After the political theatrics end, ESG will still be part of private markets

Private equity firms place value on ESG, even outside the political limelight, and that suggests sustainable investing will live on.

Expert analysis by Toby Mitchenall


Much has been written about the ESG backlash in the US. It rumbles on, but the impact remains limited.

In places, the anti-ESG sentiment has been transposed into laws that Robert Eccles , a visiting professor at Sa?d Business School, University of Oxford , described as “crazy”. This is presumably why only 24 percent of them have passed.

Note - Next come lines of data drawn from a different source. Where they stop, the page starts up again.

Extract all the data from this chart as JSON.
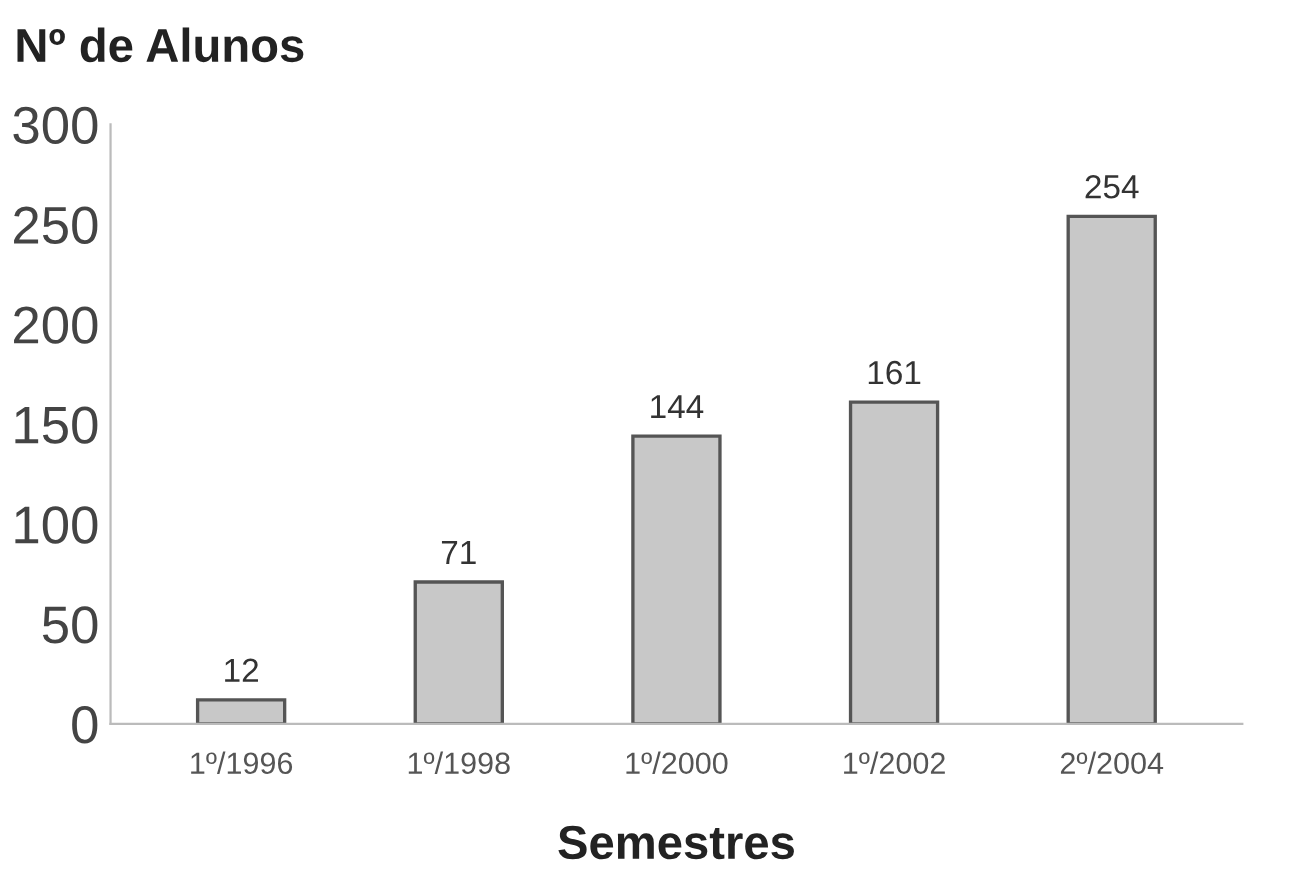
{
  "chart_data": {
    "type": "bar",
    "categories": [
      "1º/1996",
      "1º/1998",
      "1º/2000",
      "1º/2002",
      "2º/2004"
    ],
    "values": [
      12,
      71,
      144,
      161,
      254
    ],
    "color": "#c8c8c8",
    "xlabel": "Semestres",
    "ylabel": "Nº de Alunos",
    "ylim": [
      0,
      300
    ],
    "yticks": [
      0,
      50,
      100,
      150,
      200,
      250,
      300
    ],
    "data_labels": true,
    "grid": false,
    "legend": false
  }
}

With a long background in sustainable finance, Eccles is able to speak on a broad range of topics, which he did at PEI Group’s London office this week. Eccles classes himself as a sustainability pragmatist and much of the discussion circled back to a need to move past the “political theatre”, to work across the political aisle, and have more reasoned discussions about the correct way forward on the climate crisis and other matters of sustainability. At both ends of the spectrum, opinions are too extreme to be productive, he said.

Eccles, however, is optimistic that beyond the 2024 US presidential race, the anti-ESG movement will run out of steam: “You can sort of feel it: the wind going out of the sails, because the economic logic behind it isn’t there.”